Amelia was buried in the Newenham cemetery, Darren Gearhart sobbing his heart out at the gravesite. Liam had to restrain Bill from assaulting him.
A few brief words from Bill had told Wy about Tim and Amelia. Wy asked him about her when they got back home that afternoon. “I liked her,” Tim said, and made it clear that that was all he was going to say.
He at least had found a measure of closure by bearing witness to the disappearance of Christine Stepanoff. The remains beneath one of the wooden markers had matched dental records in Newenham. “She was really nice,” he told Wy.
It was the first time he’d spoken of anyone from the tiny village where he had survived his childhood.
“She probably saved my life,” he added.
The next time Wy flew into Ualik, she spent an extra hour on the ground while she knocked on doors. Two weeks later she gave Tim a package. “What is it?” he said.
“Open it.”
He did, and found a brass frame enclosing the picture of a girl with narrow, tilted brown eyes, a long fall of straight brown hair and a laughing face. “Christine,” he said, his voice a bare breath of sound.
“Her grandmother still lives in Ualik. She loaned me the negative. I just got it back from Anchorage today.”
He gripped the frame tightly in both hands, his head bowed, his shoulders shaking.

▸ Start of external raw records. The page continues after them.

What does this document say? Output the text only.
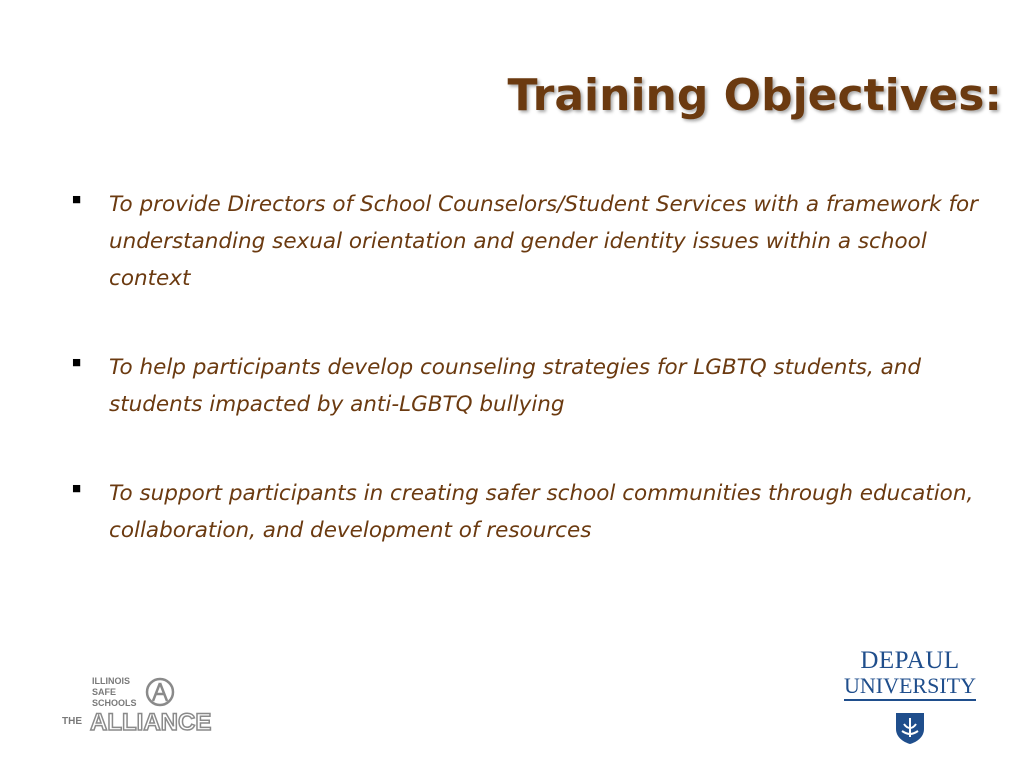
Training Objectives:
■	To provide Directors of School Counselors/Student Services with a framework for understanding sexual orientation and gender identity issues within a school context
■	To help participants develop counseling strategies for LGBTQ students, and students impacted by anti-LGBTQ bullying
■	To support participants in creating safer school communities through education, collaboration, and development of resources
ILLINOIS
SAFE
SCHOOLS
THE ALLIANCE
DEPAUL
UNIVERSITY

He said something she couldn’t make out. “What?”
He raised his head and her heart turned over at the sight of his ravaged face. “Oh Tim, I’m so sorry, I-”

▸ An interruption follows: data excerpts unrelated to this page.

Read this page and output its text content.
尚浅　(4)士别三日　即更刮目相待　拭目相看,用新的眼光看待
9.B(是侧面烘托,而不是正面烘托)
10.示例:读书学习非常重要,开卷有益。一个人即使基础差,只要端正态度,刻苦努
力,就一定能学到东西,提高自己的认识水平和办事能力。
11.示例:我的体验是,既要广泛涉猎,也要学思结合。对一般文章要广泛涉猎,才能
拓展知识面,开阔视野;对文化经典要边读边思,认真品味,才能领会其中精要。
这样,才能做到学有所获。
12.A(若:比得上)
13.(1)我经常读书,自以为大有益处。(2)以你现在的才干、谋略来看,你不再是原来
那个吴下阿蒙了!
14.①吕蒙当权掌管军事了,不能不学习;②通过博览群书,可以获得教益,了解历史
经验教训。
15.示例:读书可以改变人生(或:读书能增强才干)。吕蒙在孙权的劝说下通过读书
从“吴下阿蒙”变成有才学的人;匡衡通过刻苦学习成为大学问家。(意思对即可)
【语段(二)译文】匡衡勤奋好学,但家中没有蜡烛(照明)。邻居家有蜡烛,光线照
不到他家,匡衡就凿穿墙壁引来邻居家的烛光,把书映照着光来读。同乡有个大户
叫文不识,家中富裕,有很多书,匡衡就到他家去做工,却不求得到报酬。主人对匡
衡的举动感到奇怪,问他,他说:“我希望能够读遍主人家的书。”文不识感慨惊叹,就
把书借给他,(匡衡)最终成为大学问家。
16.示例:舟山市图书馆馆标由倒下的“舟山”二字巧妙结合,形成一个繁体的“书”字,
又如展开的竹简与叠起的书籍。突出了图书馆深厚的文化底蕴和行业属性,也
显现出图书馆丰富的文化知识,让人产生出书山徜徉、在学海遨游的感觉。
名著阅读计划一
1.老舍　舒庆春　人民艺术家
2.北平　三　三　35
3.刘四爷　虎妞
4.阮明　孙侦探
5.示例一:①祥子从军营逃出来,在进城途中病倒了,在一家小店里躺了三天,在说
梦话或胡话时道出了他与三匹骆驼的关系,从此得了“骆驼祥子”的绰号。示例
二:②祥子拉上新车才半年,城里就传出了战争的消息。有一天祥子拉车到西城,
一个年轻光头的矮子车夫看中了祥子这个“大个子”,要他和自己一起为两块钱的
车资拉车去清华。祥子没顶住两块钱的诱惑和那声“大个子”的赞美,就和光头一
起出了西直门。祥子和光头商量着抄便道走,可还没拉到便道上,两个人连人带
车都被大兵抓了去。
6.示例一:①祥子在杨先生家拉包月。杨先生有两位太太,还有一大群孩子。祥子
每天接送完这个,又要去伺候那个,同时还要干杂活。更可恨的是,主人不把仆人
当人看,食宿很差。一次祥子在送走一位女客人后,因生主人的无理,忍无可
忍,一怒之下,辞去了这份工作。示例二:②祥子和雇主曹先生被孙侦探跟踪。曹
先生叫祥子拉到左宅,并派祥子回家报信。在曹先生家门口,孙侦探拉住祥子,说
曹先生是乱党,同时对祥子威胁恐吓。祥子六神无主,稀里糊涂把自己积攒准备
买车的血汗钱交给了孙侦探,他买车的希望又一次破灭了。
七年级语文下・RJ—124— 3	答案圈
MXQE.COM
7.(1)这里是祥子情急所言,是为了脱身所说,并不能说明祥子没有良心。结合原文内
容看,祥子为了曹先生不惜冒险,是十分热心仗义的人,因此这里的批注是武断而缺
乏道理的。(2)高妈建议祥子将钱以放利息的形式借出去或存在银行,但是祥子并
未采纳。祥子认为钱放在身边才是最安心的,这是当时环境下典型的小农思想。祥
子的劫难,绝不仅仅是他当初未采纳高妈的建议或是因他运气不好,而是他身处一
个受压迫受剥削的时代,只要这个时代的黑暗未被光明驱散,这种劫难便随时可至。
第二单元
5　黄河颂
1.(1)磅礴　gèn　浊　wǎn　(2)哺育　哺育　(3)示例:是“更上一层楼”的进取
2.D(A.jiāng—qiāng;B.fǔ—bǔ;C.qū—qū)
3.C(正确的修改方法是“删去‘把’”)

He barreled into her headfirst, the picture thudding into her spine when he threw his arms around her. “She looks like Amelia,” he whispered.
She held him without words, grateful she could do that much, angry that she could not do more. Hot tears soaked into her shirt.

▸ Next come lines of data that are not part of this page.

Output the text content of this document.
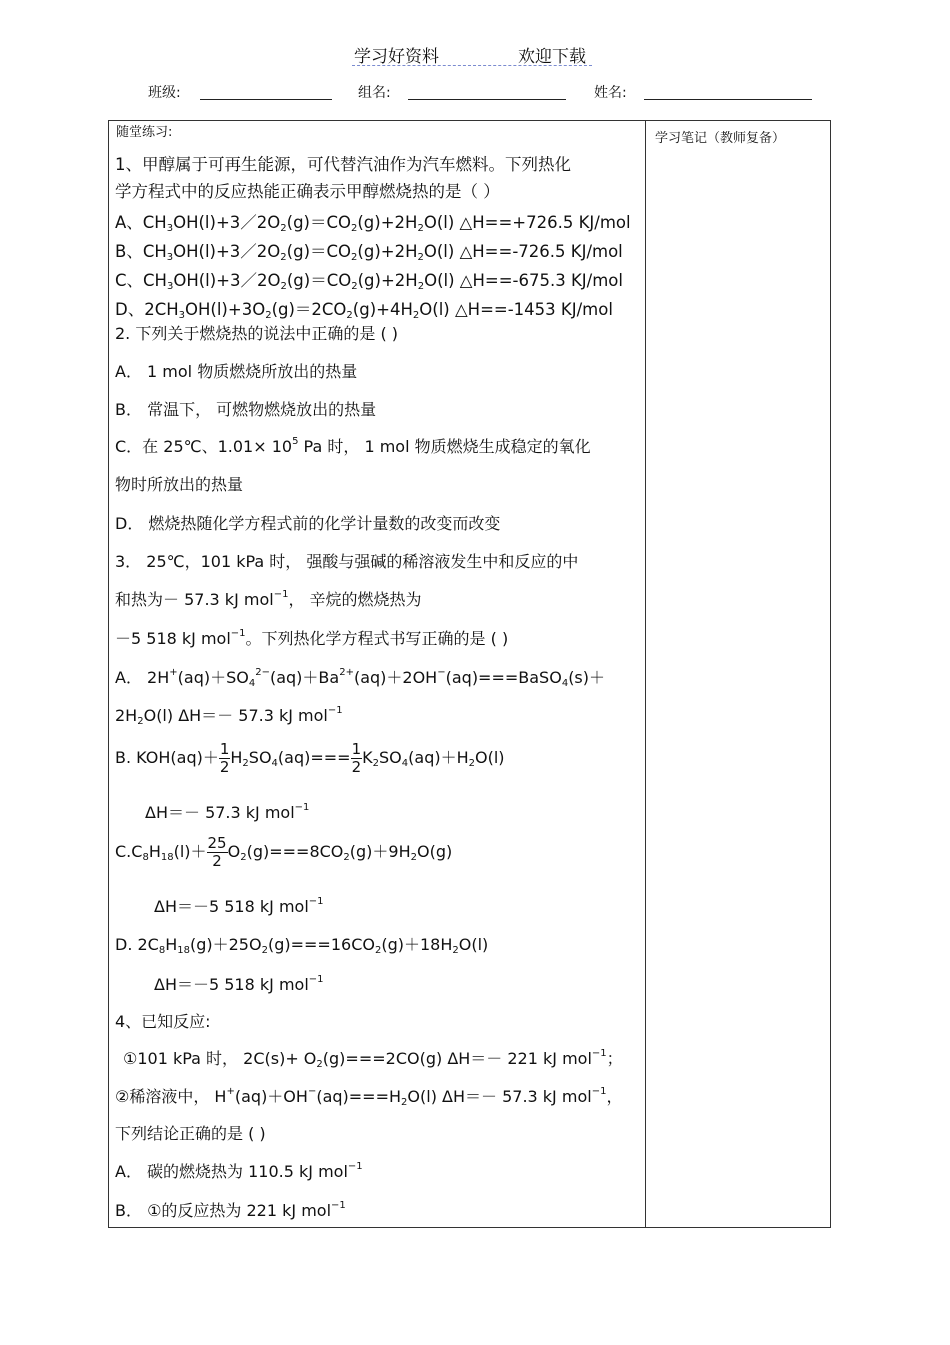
学习好资料	欢迎下载
班级:	组名:	姓名:
学习笔记（教师复备）
随堂练习:
1、甲醇属于可再生能源，可代替汽油作为汽车燃料。下列热化
学方程式中的反应热能正确表示甲醇燃烧热的是（ ）
A、$CH_3OH(l)+3/2O_2(g)=CO_2(g)+2H_2O(l)$ △H==+726.5 KJ/mol
B、$CH_3OH(l)+3/2O_2(g)=CO_2(g)+2H_2O(l)$ △H==-726.5 KJ/mol
C、$CH_3OH(l)+3/2O_2(g)=CO_2(g)+2H_2O(l)$ △H==-675.3 KJ/mol
D、$2CH_3OH(l)+3O_2(g)=2CO_2(g)+4H_2O(l)$ △H==-1453 KJ/mol
2. 下列关于燃烧热的说法中正确的是 ( )
A． 1 mol 物质燃烧所放出的热量
B． 常温下， 可燃物燃烧放出的热量
C．在 25℃、$1.01\times 10^5$ Pa 时， 1 mol 物质燃烧生成稳定的氧化
物时所放出的热量
D． 燃烧热随化学方程式前的化学计量数的改变而改变
3． 25℃，101 kPa 时， 强酸与强碱的稀溶液发生中和反应的中
和热为－ 57.3 kJ mol$^{-1}$， 辛烷的燃烧热为
－5 518 kJ mol$^{-1}$。下列热化学方程式书写正确的是 ( )
A． $2H^+(aq)+SO_4^{2-}(aq)+Ba^{2+}(aq)+2OH^-(aq)===BaSO_4(s)+$
$2H_2O(l)$ ΔH＝－ 57.3 kJ mol$^{-1}$
B. $KOH(aq)+ \frac{1}{2} H_2SO_4(aq)=== \frac{1}{2} K_2SO_4(aq)+H_2O(l)$
ΔH＝－ 57.3 kJ mol$^{-1}$
$C.C_8H_{18}(l)+ \frac{25}{2} O_2(g)===8CO_2(g)+9H_2O(g)$
ΔH＝－5 518 kJ mol$^{-1}$
D. $2C_8H_{18}(g)+25O_2(g)===16CO_2(g)+18H_2O(l)$
ΔH＝－5 518 kJ mol$^{-1}$
4、已知反应:
①101 kPa 时， $2C(s)+ O_2(g)===2CO(g)$ ΔH＝－ 221 kJ mol$^{-1}$；
②稀溶液中， $H^+(aq)+OH^-(aq)===H_2O(l)$ ΔH＝－ 57.3 kJ mol$^{-1}$，
下列结论正确的是 ( )
A． 碳的燃烧热为 110.5 kJ mol$^{-1}$
B． ①的反应热为 221 kJ mol$^{-1}$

After a while he quieted. “Thanks, Mom,” he whispered.
“Hey,” she whispered back. “It’s what I do.”
She looked up and saw Liam standing in the hallway, watching, with something that wasn’t quite a smile on his face. “You always figure out the right thing to do,” he said later, “and then you do it.”
She was taken aback. “You make me sound like Mother Teresa.”
He laughed and hugged her. “Not hardly. Just Wy.”
No one has ever known me that well, she remembered saying to Jo. Well, Jo had replied, what does that tell you?
You always figure out the right thing to do, and then you do it.
Prince had served her the court order the day after they got back from Old Man Creek. She’d run to Bill to get a restraining order in response, but it was only temporary. Natalie would appeal to her pet judge and they’d be right back where they started.
She thought of Moses. She wondered what her life would have been like with him in it sooner. She wondered what her life would have been like if she’d ever seen her birth mother sober. If her adoptive parents hadn’t found her and kept her for themselves.
She thought long and hard of all of those things, she came to a decision and she laid her plans.
The knock came at nine a.m. the next Monday morning. Liam was at the post, Tim was at school. When Wy opened the door, a woman with clear eyes and clean clothes stood on the other side.
Wy took a deep breath. “Hello, Natalie,” she said steadily. “Please come in.”
At nine-fifteen the phone in the trooper post rang. Liam picked up the phone and John Dillinger Barton bellowed, “Congratulations, Sergeant Campbell!”
He sat very still. He was alone in the office, Prince off cruising the road to Icky in hopes of apprehending transgressors. “What did you say?”
“What, suddenly you got wax in your ears?”
This for Barton was almost playful. “Did you call me sergeant?” Liam said.
“I sure as hell did! Grabbing up a serial killer, especially one nobody knew was operating until a couple of weeks ago, and putting away thirteen of fifteen murder cases oughta be worth a piddly little promotion. Even those assholes down in Juneau gotta admit that! When can you get here?”
“What? Where?”
“Here, where the hell do you think? Jesus, Liam, wake up! You been promoted, I can bring you back to Anchorage, you’re back on the fast track, boy! Get on a plane!”